Por J. J. Fernández Cano, escritor
Alegra ver nuestros caminos rurales transitados por gentes de casi todas las edades; algunas personas de avanzada edad, ayudadas por otras más jóvenes, niños cuidados por adultos, unas lo hacen en solitario, aunque son las menos, la mayor parte forman grupos que en los más de los casos, no pasan de los dos o tres individuos, lo que les permite descansar de la engorrosa mascarilla, llevándola colgada de un botón de la camisa, a mano para si se encuentran con otros viandantes y se tercia echar una parrafada. Fuera de eso, los pulmones se permiten gozar sin trabas de unos aires oxigenados por el arbolado que circunda los caminos, y aromatizado por las esencias que la primavera arranca a los matorrales.
Las tierras de cultivo de nuestra comarca están repartidas en pequeñas, o todo lo más, medianas parcelas, lo que da como resultado que quienes las cultivamos, en gran mayoría, somos jubilados o trabajadores que desempeñan su labor cotidiana en empleos en los que la flexibilidad horaria les permite dedicar unas horas al cuidado de su tierra, para unos y otros el producto de esas labores no supone el sustento de su economía, pero sí un complemento, una pequeña ayuda que nunca viene mal en la casa y, quizás lo más importante: la satisfacción de llevar a la mesa algo que uno ha sembrado y criado con su esfuerzo, con sus manos.

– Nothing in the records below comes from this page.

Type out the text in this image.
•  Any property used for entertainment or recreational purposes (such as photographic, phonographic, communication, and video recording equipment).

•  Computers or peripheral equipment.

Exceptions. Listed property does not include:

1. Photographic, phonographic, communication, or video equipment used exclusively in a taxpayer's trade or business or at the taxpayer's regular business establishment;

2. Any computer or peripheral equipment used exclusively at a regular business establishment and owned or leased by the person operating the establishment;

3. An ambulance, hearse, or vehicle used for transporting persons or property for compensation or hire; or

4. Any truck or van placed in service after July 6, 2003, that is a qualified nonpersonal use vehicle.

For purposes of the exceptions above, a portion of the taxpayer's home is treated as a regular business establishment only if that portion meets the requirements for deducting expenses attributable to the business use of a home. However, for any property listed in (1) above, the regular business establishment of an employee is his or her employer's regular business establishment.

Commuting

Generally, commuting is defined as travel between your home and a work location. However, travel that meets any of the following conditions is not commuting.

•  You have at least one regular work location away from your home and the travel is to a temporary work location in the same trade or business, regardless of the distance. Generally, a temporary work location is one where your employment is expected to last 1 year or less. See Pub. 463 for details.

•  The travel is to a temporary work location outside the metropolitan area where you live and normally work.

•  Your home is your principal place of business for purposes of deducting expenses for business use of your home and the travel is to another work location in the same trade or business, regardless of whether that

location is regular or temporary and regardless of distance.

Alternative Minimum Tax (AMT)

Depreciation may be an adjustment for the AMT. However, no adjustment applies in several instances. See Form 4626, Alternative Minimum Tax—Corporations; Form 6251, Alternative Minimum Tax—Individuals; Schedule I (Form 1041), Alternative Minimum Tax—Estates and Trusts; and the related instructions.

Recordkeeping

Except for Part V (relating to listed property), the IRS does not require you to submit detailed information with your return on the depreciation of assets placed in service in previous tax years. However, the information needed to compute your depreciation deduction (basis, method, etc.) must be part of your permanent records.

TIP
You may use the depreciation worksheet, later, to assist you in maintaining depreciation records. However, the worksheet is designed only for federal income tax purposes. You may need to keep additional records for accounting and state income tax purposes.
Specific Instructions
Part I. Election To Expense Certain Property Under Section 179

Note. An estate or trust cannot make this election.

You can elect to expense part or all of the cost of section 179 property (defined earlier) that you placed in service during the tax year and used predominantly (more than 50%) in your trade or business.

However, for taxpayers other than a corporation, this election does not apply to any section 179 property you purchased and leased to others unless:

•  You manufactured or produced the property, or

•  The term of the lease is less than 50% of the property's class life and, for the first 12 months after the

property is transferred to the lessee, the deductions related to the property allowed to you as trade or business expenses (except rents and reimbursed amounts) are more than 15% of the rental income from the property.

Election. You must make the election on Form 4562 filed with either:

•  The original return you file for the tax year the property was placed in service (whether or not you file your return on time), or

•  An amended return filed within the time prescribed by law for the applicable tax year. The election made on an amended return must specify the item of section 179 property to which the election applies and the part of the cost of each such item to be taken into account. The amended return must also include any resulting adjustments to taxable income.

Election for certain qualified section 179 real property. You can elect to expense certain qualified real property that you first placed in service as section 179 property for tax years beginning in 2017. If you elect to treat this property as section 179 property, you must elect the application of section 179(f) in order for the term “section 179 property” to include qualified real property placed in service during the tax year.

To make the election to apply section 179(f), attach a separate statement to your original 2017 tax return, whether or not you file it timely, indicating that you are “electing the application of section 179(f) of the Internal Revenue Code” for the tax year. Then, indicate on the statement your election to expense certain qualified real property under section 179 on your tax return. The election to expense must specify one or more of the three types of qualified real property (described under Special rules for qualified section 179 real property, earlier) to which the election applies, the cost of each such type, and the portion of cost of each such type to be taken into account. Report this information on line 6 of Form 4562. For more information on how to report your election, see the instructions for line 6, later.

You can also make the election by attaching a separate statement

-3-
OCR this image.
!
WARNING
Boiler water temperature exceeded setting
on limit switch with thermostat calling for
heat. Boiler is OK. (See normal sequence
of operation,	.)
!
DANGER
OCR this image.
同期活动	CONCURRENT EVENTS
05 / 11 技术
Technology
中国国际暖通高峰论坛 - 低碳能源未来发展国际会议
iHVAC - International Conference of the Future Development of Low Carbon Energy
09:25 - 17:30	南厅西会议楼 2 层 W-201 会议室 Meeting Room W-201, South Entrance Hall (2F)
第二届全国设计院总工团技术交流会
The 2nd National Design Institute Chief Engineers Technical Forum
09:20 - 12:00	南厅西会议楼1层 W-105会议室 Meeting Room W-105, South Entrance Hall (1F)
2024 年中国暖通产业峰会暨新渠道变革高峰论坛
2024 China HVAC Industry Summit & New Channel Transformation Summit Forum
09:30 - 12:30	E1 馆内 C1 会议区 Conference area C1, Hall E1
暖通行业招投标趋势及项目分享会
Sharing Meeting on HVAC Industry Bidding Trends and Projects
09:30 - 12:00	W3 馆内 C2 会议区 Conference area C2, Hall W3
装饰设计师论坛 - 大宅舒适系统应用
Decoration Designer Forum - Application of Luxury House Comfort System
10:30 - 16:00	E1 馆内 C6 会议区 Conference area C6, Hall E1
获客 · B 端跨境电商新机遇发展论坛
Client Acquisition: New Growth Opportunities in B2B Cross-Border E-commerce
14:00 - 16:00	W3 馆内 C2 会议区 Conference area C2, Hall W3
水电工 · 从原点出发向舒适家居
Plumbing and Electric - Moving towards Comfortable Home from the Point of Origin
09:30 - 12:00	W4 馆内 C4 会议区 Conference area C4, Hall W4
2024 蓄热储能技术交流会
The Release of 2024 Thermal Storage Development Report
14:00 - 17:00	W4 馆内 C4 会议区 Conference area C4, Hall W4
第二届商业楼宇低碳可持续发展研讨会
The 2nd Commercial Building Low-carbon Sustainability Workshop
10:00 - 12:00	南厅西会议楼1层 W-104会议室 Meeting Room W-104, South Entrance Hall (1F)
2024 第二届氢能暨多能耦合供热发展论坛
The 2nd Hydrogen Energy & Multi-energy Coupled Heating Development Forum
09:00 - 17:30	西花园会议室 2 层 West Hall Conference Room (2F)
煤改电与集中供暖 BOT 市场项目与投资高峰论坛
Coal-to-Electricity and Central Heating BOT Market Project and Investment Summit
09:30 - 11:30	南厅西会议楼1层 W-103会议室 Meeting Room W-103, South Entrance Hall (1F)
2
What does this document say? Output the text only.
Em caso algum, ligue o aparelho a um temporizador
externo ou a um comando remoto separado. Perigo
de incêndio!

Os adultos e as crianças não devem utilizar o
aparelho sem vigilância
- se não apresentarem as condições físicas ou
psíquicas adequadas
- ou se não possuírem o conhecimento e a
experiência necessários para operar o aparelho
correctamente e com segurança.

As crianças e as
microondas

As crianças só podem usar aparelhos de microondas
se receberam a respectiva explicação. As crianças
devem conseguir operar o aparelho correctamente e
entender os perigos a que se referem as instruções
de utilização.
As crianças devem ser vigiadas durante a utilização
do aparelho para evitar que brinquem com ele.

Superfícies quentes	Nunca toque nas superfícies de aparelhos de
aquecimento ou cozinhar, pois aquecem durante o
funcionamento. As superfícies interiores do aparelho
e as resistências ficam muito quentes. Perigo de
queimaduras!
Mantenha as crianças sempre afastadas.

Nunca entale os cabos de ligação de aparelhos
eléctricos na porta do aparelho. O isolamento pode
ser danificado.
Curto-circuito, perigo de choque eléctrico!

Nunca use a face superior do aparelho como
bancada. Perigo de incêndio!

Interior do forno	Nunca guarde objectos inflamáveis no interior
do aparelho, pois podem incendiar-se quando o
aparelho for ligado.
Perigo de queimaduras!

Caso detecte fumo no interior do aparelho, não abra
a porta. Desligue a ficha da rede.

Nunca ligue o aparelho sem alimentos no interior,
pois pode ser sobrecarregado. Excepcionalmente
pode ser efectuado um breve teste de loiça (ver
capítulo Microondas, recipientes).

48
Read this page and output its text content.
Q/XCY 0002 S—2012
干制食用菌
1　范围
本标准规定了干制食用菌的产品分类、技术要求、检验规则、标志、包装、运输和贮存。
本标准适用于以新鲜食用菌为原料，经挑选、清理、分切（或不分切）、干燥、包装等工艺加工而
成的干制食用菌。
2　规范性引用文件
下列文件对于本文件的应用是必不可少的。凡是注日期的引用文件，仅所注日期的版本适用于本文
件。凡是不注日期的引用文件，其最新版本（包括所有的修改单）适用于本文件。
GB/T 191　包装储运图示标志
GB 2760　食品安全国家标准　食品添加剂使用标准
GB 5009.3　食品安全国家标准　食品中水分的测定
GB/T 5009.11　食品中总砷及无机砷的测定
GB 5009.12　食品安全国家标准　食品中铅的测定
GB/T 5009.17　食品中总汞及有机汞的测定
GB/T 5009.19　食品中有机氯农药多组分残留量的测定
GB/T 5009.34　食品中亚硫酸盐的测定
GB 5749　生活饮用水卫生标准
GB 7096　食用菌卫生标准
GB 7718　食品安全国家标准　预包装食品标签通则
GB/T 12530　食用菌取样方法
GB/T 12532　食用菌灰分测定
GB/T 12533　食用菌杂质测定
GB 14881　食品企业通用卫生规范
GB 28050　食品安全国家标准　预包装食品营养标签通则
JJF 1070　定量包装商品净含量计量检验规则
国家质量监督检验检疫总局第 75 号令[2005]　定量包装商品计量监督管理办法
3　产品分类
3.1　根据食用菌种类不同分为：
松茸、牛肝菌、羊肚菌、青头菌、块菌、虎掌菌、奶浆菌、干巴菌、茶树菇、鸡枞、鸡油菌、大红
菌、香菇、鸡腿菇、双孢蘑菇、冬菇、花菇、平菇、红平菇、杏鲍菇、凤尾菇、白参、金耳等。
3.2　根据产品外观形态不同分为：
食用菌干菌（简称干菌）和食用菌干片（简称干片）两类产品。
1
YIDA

Para mí, y estoy seguro que para muchos abuelos que piensan y sienten como yo, la agricultura, aunque sea en la pequeña proporción que la practicamos, supone, sin lugar a dudas, una labor pedagógica, puesto que primero a los hijos y ahora a los nietos, les mostramos y demostramos que las cosas de comer no se crían en los supermercados. Es un hecho comprobado que si uno no puede -o no quiere- cultivar su tierra y tiene que mandar que se la arreglen, las cosechas no van a dar suficiente ni para cubrir gastos, lo que nos lleva a la vieja aspiración de que la tierra debe ser para quien la trabaja, por lo que muchos propietarios de terrenos optan porque se las cultiven sin que ello les origine ni gastos ni beneficios, al menos no sufren el amargor de ver sus pequeñas finquitas condenadas al abandono.
A pesar de las dificultades ya mentadas y añadiendo la principal, que es la avanzada edad en que vamos entrando la mayor parte de los agricultores que cultivamos estas tierras, nos reconforta ver que son cada vez más los jóvenes que vemos en las campañas de entrega de oliva en la Cooperativa de Castalla. En esta última se ha pesado una buena cosecha y de calidad suficiente para elevar el aceite a virgen extra.